Two decent players rallying at modest speed, not missing many shots, can pretty easily each hit 17 balls per minute. I watched videos of me and Miikka rallying on YouTube and on both crosscourt forehands and backhands, that was our rate. We weren't killing the ball or ourselves. Just easy rallying. At that rate we'd have to rally for over two and a half hours for each of us to hit 2,700 shots.

My previous posts about hitting against a wall lead me to believe that a person rallying against a wall can hit at most about thirty balls per minute. For those exercises I was standing sort of close to the wall. At that rate a player would need to hit for about ninety minutes to hit 2,700 balls, but I think a more realistic number is 25 hits per minute. So to get to 2,700 hits against a wall, I think you should plan on hitting for about an hour and forty-five minutes. That's a lot of hitting. If you take breaks, tack those on to the hour and forty-five.

Since a very well struck ground stroke takes at least a second to travel from baseline to baseline, if you set up a ball machine to feed you balls, I'll assume that you want to see the result of your previous shot before hitting the next one.
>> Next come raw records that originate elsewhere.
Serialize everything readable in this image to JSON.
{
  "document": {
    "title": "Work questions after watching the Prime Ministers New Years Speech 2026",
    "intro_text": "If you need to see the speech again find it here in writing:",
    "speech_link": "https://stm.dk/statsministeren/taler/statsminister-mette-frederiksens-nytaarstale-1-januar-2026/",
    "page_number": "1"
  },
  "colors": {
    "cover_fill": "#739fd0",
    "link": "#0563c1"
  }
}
So a ball machine practice session can't really do better than one shot every two seconds (one second to watch your first and one second for the next ball to get to you from the machine). Maybe by moving the machine closer to the net, like Mike Agassi did, you could cut that down to a shot every 1.5 seconds. Let's stick with the more realistic 2 seconds per shot. That means a player hitting on a ball machine can hit about thirty balls per minute. So young Andre, let's say, hitting a ball every two seconds, would need to hit for about an hour and a half to reach 2,700 hits per day.
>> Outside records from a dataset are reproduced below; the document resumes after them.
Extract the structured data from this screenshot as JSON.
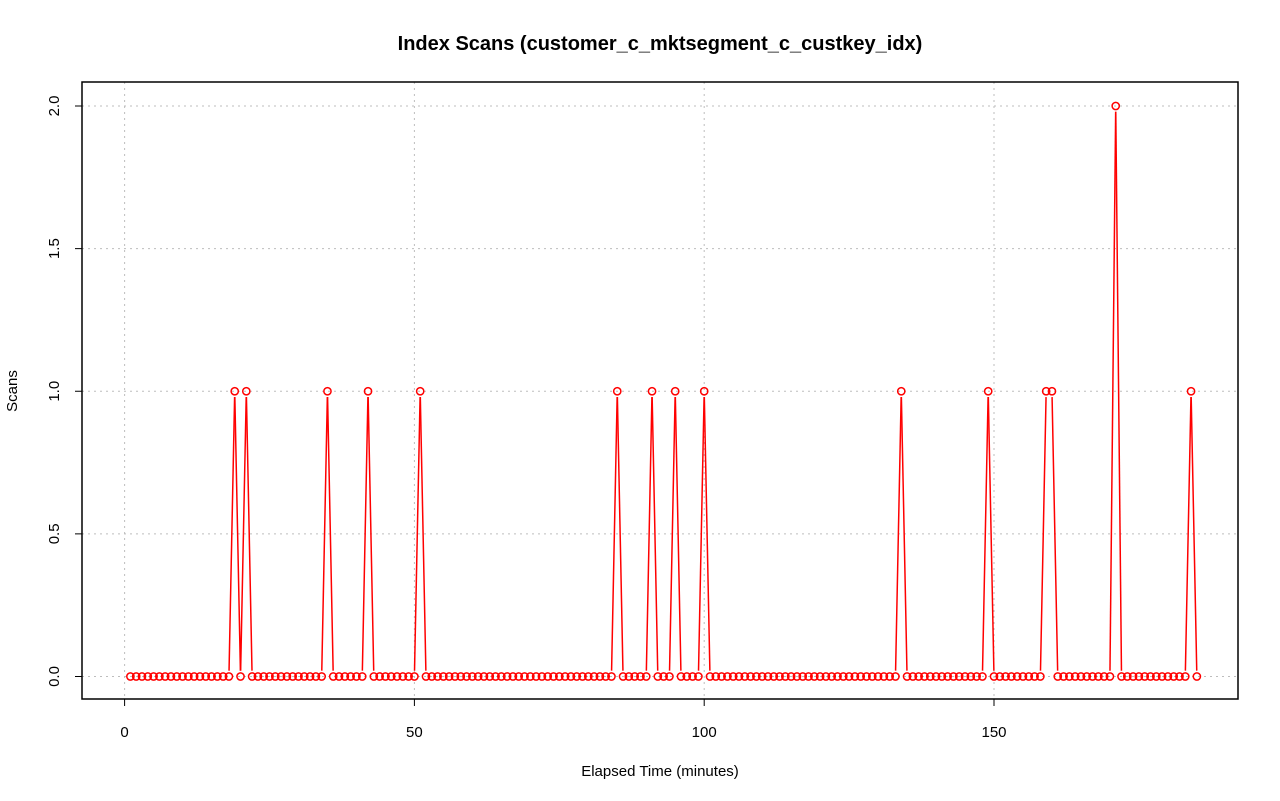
{
  "chart_data": {
    "type": "line",
    "title": "Index Scans (customer_c_mktsegment_c_custkey_idx)",
    "xlabel": "Elapsed Time (minutes)",
    "ylabel": "Scans",
    "xlim": [
      0,
      190
    ],
    "ylim": [
      0,
      2
    ],
    "x_ticks": [
      0,
      50,
      100,
      150
    ],
    "y_ticks": [
      0,
      0.5,
      1,
      1.5,
      2
    ],
    "x_tick_labels": [
      "0",
      "50",
      "100",
      "150"
    ],
    "y_tick_labels": [
      "0.0",
      "0.5",
      "1.0",
      "1.5",
      "2.0"
    ],
    "grid": true,
    "point_style": "open-circle",
    "color": "#ff0000",
    "x_start": 1,
    "x_end": 185,
    "series": [
      {
        "spikes": [
          {
            "x": 19,
            "y": 1
          },
          {
            "x": 21,
            "y": 1
          },
          {
            "x": 35,
            "y": 1
          },
          {
            "x": 42,
            "y": 1
          },
          {
            "x": 51,
            "y": 1
          },
          {
            "x": 85,
            "y": 1
          },
          {
            "x": 91,
            "y": 1
          },
          {
            "x": 95,
            "y": 1
          },
          {
            "x": 100,
            "y": 1
          },
          {
            "x": 134,
            "y": 1
          },
          {
            "x": 149,
            "y": 1
          },
          {
            "x": 159,
            "y": 1
          },
          {
            "x": 160,
            "y": 1
          },
          {
            "x": 171,
            "y": 2
          },
          {
            "x": 184,
            "y": 1
          }
        ],
        "baseline": 0
      }
    ]
  }
}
No wonder Mike Agassi chose the ball machine. That's pretty efficient, assuming you pay attention to where you're hitting the ball so you don't train bad habits and assuming you have somebody else pick up all those balls!! Since you don't have to pick up balls and reload the machine, maybe wall practice is the most efficient from a hits/minute standpoint.
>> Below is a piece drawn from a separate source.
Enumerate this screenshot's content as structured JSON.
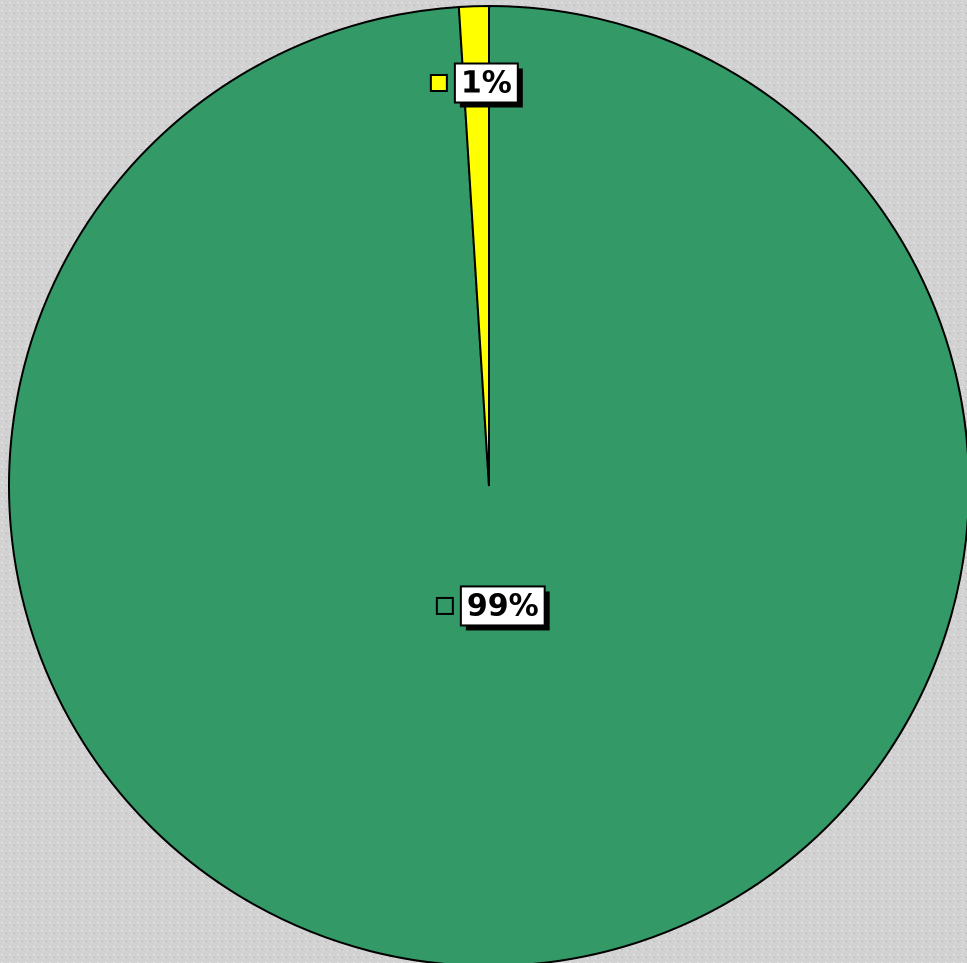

What about match play? How many hits of the ball do you get if you play matches? The average set takes about thirty minutes and has roughly sixty points. The average singles point, being pretty generous, consists of about six hits. That's three per player. So each player hits one hundred and eighty shots per set. Since a set takes one half hour, double that for three hundred and sixty hits per hour per player. So to get to our goal of 2,700 shots per day, our aspiring tennis millionaire would need to play for about seven and a half hours each day.

That's a bit much.

If your goal is to get really good at hitting balls, then set up the ball machine or find a wall and start hitting. It's probably the most efficient way to hit a lot of balls.

If your goal is to become a good tennis player, though, or a good tournament match player, then you'll need to play tennis and play tournaments in addition to pounding balls against that machine or against that wall. Hitting the ball well is just one part of being a good tennis player.